At the beginning of April, Josh Frydenberg handed down his first Budget as Federal Treasurer, outlining a range of energy-related initiatives expected to share centre stage with other key policy areas ahead of the impending election in May.
Within the 2019/20 Federal Budget announcement, the Morrison Government sought to draw the battle lines for the upcoming election on significant energy policy issues. In addition to funding for its $3.5 billion climate and energy initiative – known as the Climate Solutions Fund - $1.88 billion was earmarked to reduce energy prices, and secure supply, for a range of Australian energy users.
From efficiency measures to grant schemes, there was a range of initiatives that have the potential to impact commercial energy users. We provide a snapshot of the most relevant items for businesses here.
Funding Snowy Hydro 2.0: A centrepiece to the Government’s efforts to drive down costs and increase supply was investing $1.38 billion in Snowy 2.0. Minister for Energy, Angus Taylor said in a statement that this is intended to “support new renewable energy for Australia's future energy mix to deliver affordable, reliable power.”
Energy efficiency: $79.2 million was pledged over six-years to improve energy efficiency standards and programs to lower energy costs for businesses and other users.
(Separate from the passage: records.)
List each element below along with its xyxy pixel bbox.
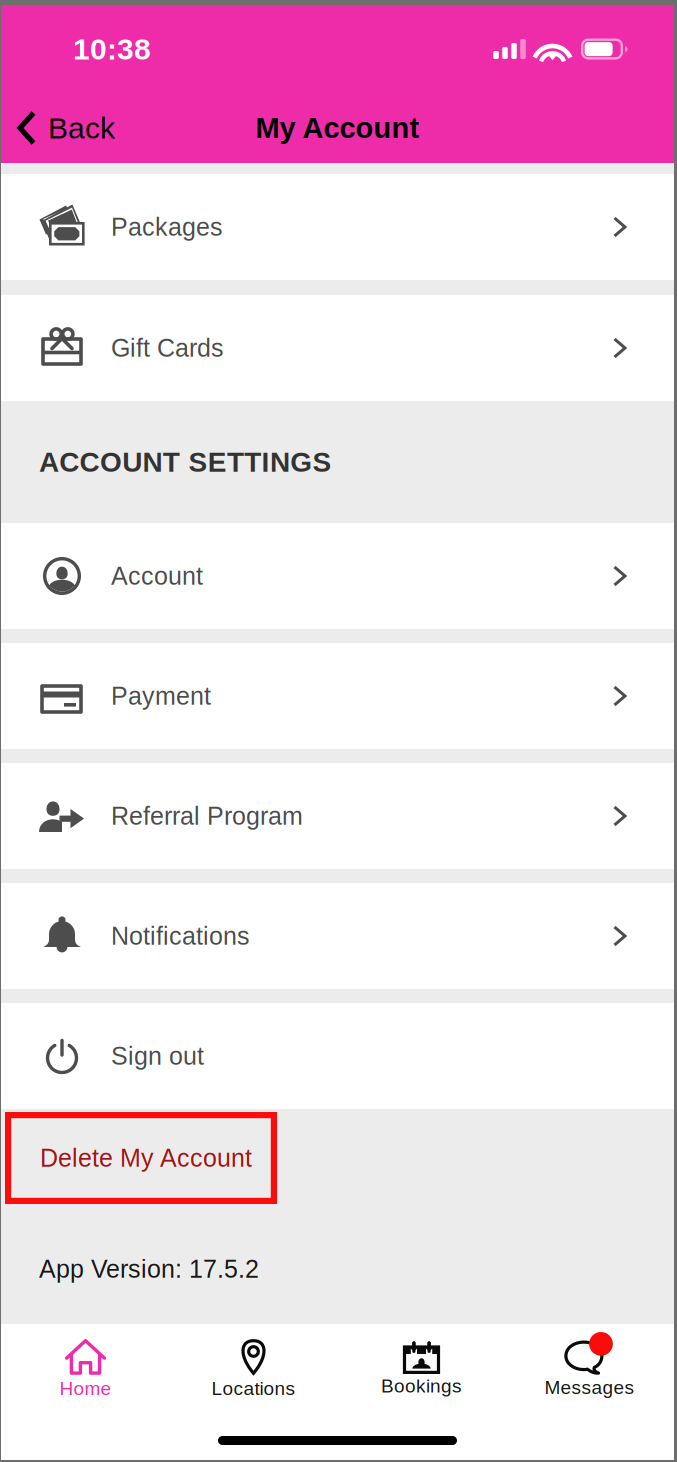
button[interactable]: Packages [1,174,674,280]
button[interactable]: Home [2,1329,170,1409]
button[interactable]: Notifications [1,883,674,989]
button[interactable]: Delete My Account [5,1112,277,1204]
button[interactable]: Sign out [1,1003,674,1109]
staticText: 10:38 [73,32,151,66]
staticText: Account [111,562,203,590]
staticText: App Version: 17.5.2 [39,1255,259,1283]
button[interactable]: Gift Cards [1,295,674,401]
staticText: Back [48,111,115,145]
staticText: Locations [212,1378,296,1399]
staticText: Home [60,1378,112,1399]
staticText: Delete My Account [40,1144,252,1172]
staticText: Bookings [381,1375,462,1397]
staticText: My Account [256,112,420,144]
staticText: Messages [544,1377,634,1398]
button[interactable]: Referral Program [1,763,674,869]
staticText: Packages [111,213,223,241]
button[interactable]: Bookings [338,1329,506,1409]
button[interactable]: Locations [170,1329,338,1409]
staticText: Sign out [111,1042,204,1070]
button[interactable]: Back [1,93,115,163]
staticText: Payment [111,682,211,710]
button[interactable]: Payment [1,643,674,749]
staticText: ACCOUNT SETTINGS [39,446,332,478]
staticText: Gift Cards [111,334,224,362]
button[interactable]: Account [1,523,674,629]
staticText: Referral Program [111,802,303,830]
staticText: Notifications [111,922,250,950]
button[interactable]: Messages [506,1329,674,1409]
As part of this, $50 million in grants will be available to eligible companies and community organisations through the Energy Efficient Communities Program. These funds are expected to support the installation of new equipment and reviewing and improving energy management.
Under the scheme, eligible small businesses will be able to claim grants of up to $20,000. Higher volume energy consumers can access up to $25,000 and community groups up to $12,500. Mr Taylor also suggested that small businesses can consider matching this using the instant asset write off scheme.
Marinus Link Project: The Government is seeking to provide $56 million in funding for Tasmania’s Marinus Link project, the second interconnector between Tasmania and Victoria. This funding is expected to support the development of additional hydro capacity and provide sustainable, lower cost power for energy consumers.
Supporting micro-grids: Just over $50 million was earmarked to support feasibility studies into micro-grids that can power regional communities. Mr Taylor said that this includes “off-grid and ‘edge of electricity grid’ areas where local distributed generation and demand management is used to ensure supply.”
Further energy-related items: The Budget also covered a range of initiatives in the commercial real estate sector, including expanding the National Australian Built Environment Rating System (NABERS) to improve and increase energy efficiency and a review of the Commercial Building Disclosure (CBD) program to expand it to more high-energy use buildings.
To assist in managing gas prices, the Government allocated $8.4 million in funding for gas exploration projects, specifically for the development of the Beetaloo sub-basin in the Northern Territory.
In the lead up to the election, the Labour Party and other political parties are positioning alternative solutions to the energy policy issues invoked within the Federal Budget and related Morrison Government announcements. The long-running debate about Australia’s energy future will remain a central theme during the pre-election campaign period, with the ultimate impact on energy users as yet unknown.